Tuesday, March 2, 2010

Learning to Love Myself

So last week was NEDAW - National Eating Disorder Awareness Week - and so I feel I should contribute, albeit a little late.

I suffer from an ED, and over the years, it has taken many forms. I've struggled with binge eating and food-hiding for as long as I can remember. My body weight/image has played a huge role in determining my happiness, and for the most part, has been the thing holding me back from being truly happy.

In high school, I suffered with bulimia for several months, before seeing a therapist. Unfortunately, she wasn't very helpful in my recovery, and I didn't realize that I had the option to find someone new. As soon as she recommended I see a psychiatrist so I could be prescribed anti-depression meds, I stopped seeing her. We never even got to the root of my disordered thinking. A couple of months later, I took health and PE in summer school, and had a particularly inspiring coach. I started running and eating healthy, and for the first time, I felt confident about myself.

I wish I could say that confidence has lasted through college and beyond, but there have been repeated cycles of disordered thinking, mostly as a result of abusive relationships. Last year was a prime example. I was incredibly unhappy in my relationship, but unable to even acknowledge how I really felt. Instead, I dove into working out and healthy eating. On the outside, everything looked really healthy. I was getting stronger and leaner, reaching a fitness level I've never achieved before. But behind the mask, I was becoming obsessed. It was a numbers game - counting calories in and calories out, tracking inches and pounds lost or gained, pushing myself harder and harder to meet new strength and fitness goals. And when I finally cracked under the pressure I was putting on myself, my depression and bulimia resurfaced with aggression. It was so easy to hide it all when my partner was constantly out of town.

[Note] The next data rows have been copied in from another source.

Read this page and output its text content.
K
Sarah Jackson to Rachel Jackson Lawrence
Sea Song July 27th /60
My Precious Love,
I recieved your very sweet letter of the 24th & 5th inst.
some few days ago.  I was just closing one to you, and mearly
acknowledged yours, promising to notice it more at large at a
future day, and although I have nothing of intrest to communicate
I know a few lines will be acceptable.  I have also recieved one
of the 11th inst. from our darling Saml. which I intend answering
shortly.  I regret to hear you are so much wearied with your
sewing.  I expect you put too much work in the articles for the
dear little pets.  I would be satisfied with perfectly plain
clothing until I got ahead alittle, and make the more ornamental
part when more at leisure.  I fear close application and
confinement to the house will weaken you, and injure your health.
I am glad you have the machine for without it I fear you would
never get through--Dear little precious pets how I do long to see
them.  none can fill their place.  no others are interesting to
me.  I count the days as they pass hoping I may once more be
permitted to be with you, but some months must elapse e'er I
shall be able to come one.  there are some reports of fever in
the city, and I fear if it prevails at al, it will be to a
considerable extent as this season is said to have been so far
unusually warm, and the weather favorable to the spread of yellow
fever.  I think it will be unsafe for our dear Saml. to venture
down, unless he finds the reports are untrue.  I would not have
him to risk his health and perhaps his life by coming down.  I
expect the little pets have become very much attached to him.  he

However, after a month of continually spiraling behaviors and emotions, I confided in my partner, and he urged me to seek help. I've been in therapy since the end of September, and I've made a lot of progress. It hasn't been easy in the slightest, and I still have a long journey ahead of me. But, I am recovering. I'm learning to love myself, and my body, for what it is and what it can do now. I'm learning to stop suppressing my feelings and hiding in food, instead turning to healthier outlets like working out (in moderation), talking to those that are close to me, and reading. I no longer weigh myself, count calories, or follow specific workout plans. I'm a real woman, and I have curves, and that's totally acceptable. I don't have to force myself to exercise to attain some impossible body ideal; instead, I exercise in ways I enjoy (like running and Turbo Jam) as part of a healthy lifestyle. I'm enjoying a new and healthy relationship, for the first time in my life. And I'm finally learning to let go of the guilt I associate with food. Eating is a natural part of life, and it's to fuel my body and to be enjoyed. While I may not be able to keep a jar of peanut butter or a box of cookies in the pantry yet (known trigger foods), I know that one day it will be a reality.

If you or someone you know is suffering from an eating disorder, please seek help. It's not an easy thing to do, but you owe it to yourself, even if it's just confiding in a friend or a parent. We are all worth so much more than we give ourselves credit.

1 comments:

HayMarket8 said...

I think your post will make people with similar concerns feel safer and comfortable talking about them and for that I thank you. It is a brave thing.